The server I am working on is 7 years old and the spinners are 5+, but it’s all still working OK. HP built it to last, but that’s not to say I’ll be ignoring the backup side of things!
The mega database servers I was using on the Carrier project are now bargain basement. HP ProLiant DL380 G7 2x Xeon E5620 2.40GHz 4 core CPU (8 thread) 24GB RAM P410i RAID card 2 x 72GB HDD for £120 inc p&p on EBay. If I had a large enough rack I’d be tempted.

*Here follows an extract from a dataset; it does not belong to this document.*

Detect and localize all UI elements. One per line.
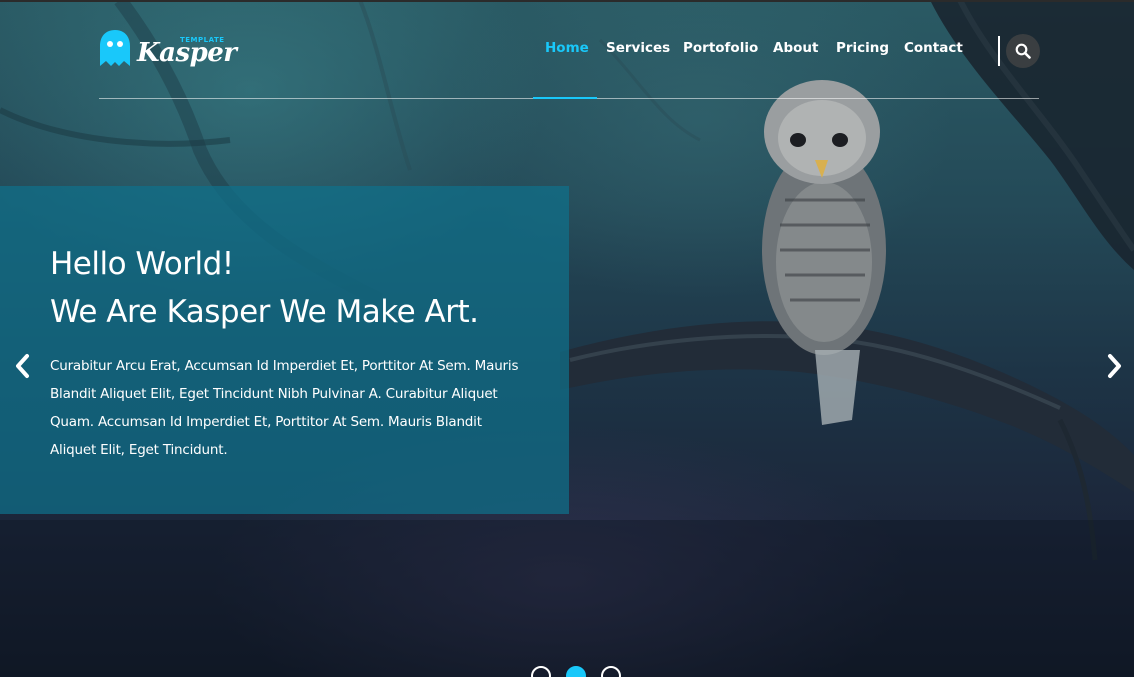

September 30, 2018 at 7:40 pm #26605Thank you Dave, I will have to plan that change for a quiet time as changing the drive is a little more of a task than simply powering the rig down and plugging in the new module.
September 30, 2018 at 9:40 pm #26606An upgrade to an SSD is the biggest speed increase you can get but upgrading from your 2GB of ram is well worth it too. 4GB will max out all your 32 bit apps if you run them one at a time. Interestingly 6GB is another sweet spot because many 64 bit apps that claim to need 8GB only actually need a bit more than 4. You do need to make sure you have the same amount of memory in all banks though so 8GB may actually be cheaper.
October 1, 2018 at 7:08 am #26619I remember we did a lot of real world benchmarking back in the day of the old Forum with dual channel memory i.e. both modules the same. It made little difference apart from in the synthetic benchmarks.
My own laptop has 1 x 4GB and 1 x 8GB but it’s still dual channel
I think that’s a trick of the latest memory controllers.
What can screw thing up is mixing single sided and double sided, but that depends on how picky the motherboard is. I tend to go to the memory vendors website and see what they recommend.